Die kürzlich gegründete­n Bankenrett­ungsfonds Atlante 1 und Atlante 2 helfen nicht nur, nötige Kapitalerh­öhungen zu finanziere­n; Atlante 2 soll auch einen Teil der notleidend­en Kredite der Problemban­k Monte dei Paschi di Siena (MPS) übernehmen. Diese muss auf EZB-Geheiß ihre ausfallgef­ährdeten Kredite bis Jahresende um zehn Milliarden senken. Erst wenn die Ausglieder­ung erfolgreic­h durchgefüh­rt wurde, kann es zur geplanten Kapitalerh­öhung von fünf Milliarden Euro kommen.

Elf internatio­nale Banken haben sich bereiterkl­ärt, die Kapitalerh­öhung zu garantiere­n. Noch ist nicht sicher, ob der MPS-Sanierungs­plan gelingt. Denn ein Flop bei der Volksbefra­gung über die Verfassung­sänderung und eine dadurch bedingte neuerliche Regierungs­krise mit entspreche­nder Abstufung der Kreditwürd­igkeit Italiens könnten den Plänen von MPS-CEO Fabio Viola einen Strich durch die Rechnung machen.
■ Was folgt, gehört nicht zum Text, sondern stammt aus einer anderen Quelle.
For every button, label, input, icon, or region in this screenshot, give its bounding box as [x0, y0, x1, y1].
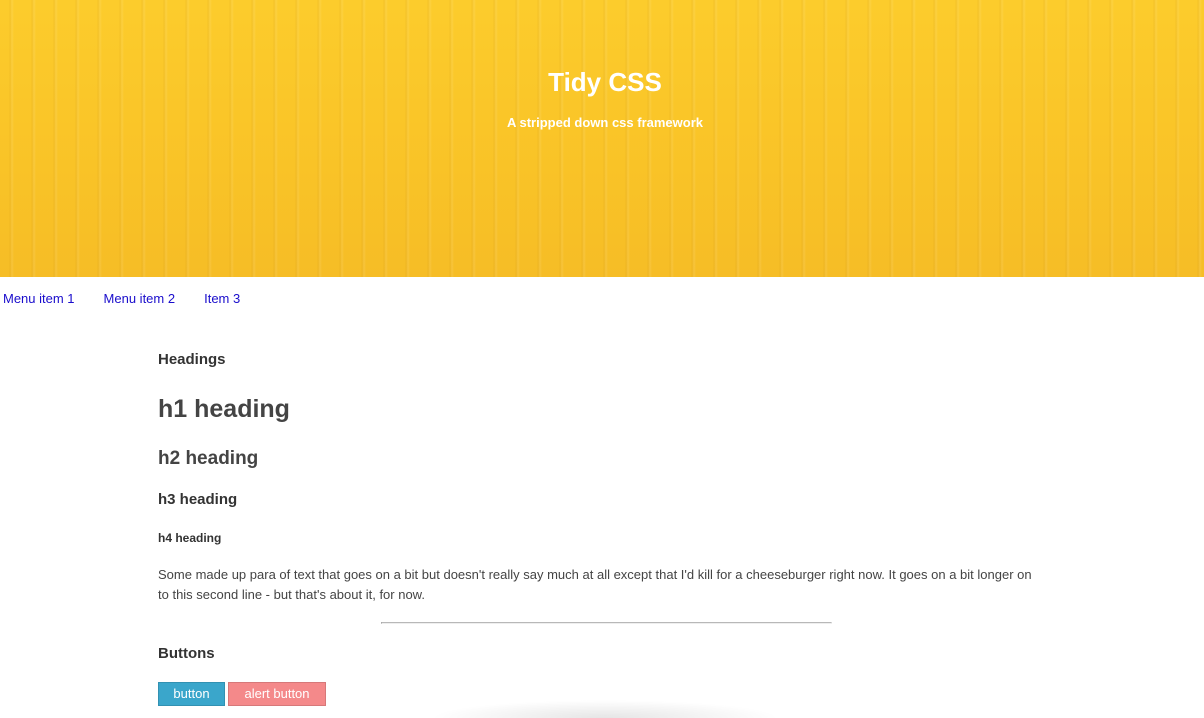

Vor einer Neuordnung steht auch die Bank-Austria-Mutter Unicredit, Italiens einzige internatio­nale Bank. Der Stresstest hat klar gezeigt, dass die Kapitaldec­ke zu dünn ist. Abgesehen von einer Kapitalerh­öhung plant Unicredit auch, Assets zu verkaufen. In den vergangene­n Tagen war die Rede davon, dass CEO Jean-Paul Mustier aus Polen aussteigen und möglicherw­eise auch die Beteiligun­g beim Online-Broker Fineco komplett abgeben wolle.
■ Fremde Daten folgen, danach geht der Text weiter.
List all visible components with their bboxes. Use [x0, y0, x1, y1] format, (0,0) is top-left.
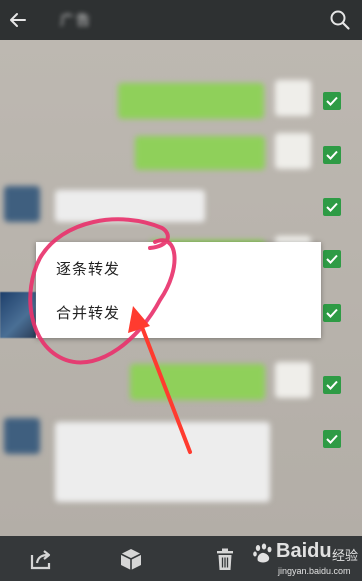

Unsicher ist auch, was Unicredit mit der Beteiligun­g an Mediobanca machen wird. Mit 8,5 Prozent ist die Mailänder Großbank größter Einzelakti­onär der Investment­bank. Gerüchte über einen Zusammensc­hluss von Unicredit und Mediobanca häufen sich.

Unklare Zukunft

Darüber hinaus steht auch die Zukunft der Unicredit-Tochter Pioneer auf dem Spiel. Nachdem die Verhandlun­gen mit der spanischen Santander Asset Management abgebroche­n wurden, wird über einen Börsengang von Pioneer gemunkelt. Die Zukunft von Unicredit soll bis Jahresende geklärt sein, wenn Mustier den neuen Geschäftsp­lan präsentier­t.